Given the film’s fairly solid basis in disease response strategies and scientific knowledge, many details of Contagion will be alarmingly familiar to anyone living through the current pandemic. Ideas now common in the collective discourse like social distancing come up in dialogue, and Winslet’s Dr. Mears admonishes a colleague not to touch his face to prevent contracting the virus, as we have all been admonished many times by public health figures. The virus’ Chinese origins and its spread through the haphazard incautious contact of a globally-travelling, socially networked society that cannot easily or painlessly be limited, let alone locked down entirely, is likewise all too real today, although the film is not as good on the economic consequences as one might like. Probably the most unrealistic thing in the film, to be honest, is that two teenagers choose a U2 song for a proxy post-pandemic prom dance in Mitch’s living room (a wild flight of Gen-X fancy, if there ever was one).

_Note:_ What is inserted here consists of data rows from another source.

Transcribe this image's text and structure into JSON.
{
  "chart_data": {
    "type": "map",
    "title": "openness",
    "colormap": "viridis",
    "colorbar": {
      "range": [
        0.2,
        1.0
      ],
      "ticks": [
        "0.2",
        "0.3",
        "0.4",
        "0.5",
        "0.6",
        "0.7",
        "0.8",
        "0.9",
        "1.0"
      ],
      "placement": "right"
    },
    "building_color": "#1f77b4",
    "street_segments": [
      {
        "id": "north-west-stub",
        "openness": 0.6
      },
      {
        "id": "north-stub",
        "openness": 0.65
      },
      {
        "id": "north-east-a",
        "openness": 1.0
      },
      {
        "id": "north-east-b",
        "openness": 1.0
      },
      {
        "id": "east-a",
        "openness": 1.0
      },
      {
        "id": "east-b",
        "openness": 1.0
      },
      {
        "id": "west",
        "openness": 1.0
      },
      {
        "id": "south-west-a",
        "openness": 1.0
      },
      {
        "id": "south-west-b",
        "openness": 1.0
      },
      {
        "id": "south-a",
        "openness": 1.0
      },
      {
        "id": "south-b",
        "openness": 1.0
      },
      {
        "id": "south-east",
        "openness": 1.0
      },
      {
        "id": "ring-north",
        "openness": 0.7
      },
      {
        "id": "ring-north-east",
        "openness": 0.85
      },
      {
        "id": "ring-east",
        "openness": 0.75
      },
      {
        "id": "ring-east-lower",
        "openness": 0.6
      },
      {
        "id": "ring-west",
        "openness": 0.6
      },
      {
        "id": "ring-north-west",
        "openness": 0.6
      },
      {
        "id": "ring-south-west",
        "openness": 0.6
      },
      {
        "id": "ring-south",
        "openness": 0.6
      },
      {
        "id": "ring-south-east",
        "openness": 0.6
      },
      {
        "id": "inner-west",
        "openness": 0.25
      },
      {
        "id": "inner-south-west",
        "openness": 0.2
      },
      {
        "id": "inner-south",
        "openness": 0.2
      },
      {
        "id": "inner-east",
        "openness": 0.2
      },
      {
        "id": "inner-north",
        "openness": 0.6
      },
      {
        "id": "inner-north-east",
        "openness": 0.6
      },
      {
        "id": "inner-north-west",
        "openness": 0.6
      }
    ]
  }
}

Grounded as Contagion is in disease control modelling and rigorously studied scientific hypotheses and predictions, it should be so familiar. In so many ways, the coronavirus pandemic currently seizing up the world is seeing the global population react in all the ways that this film depicted, although thus far both the death toll and the complete breakdown of law and order shown in the film are not quite yet our reality (a line late in the film, as the world recovers, notes that the virus killed 26 million people; if COVID-19 claims that many victims, one doubts our social order would be able to endure it either). Is it comforting to have your contemporary reality largely mapped out in a fictional movie based on scientific modelling that is far more dire than an actual global pandemic? It’s hard to say, but Contagion‘s intention is like that of all of Soderbergh’s hyperlinked cinema verité socio-political message movies: not to comfort viewers but to shake them out of well-learned complacency concerning a problem by confronting them with fictional but documentary-immediate dramatic plottings of real issues and accurate information. Contagion is just a movie, but it has a well-researched and well-founded point and makes it skillfully, forcefully, and persuasively. It’s perhaps not entirely too late for this film to be of some benefit to our shared predicament of the moment, for whatever that benefit may be worth.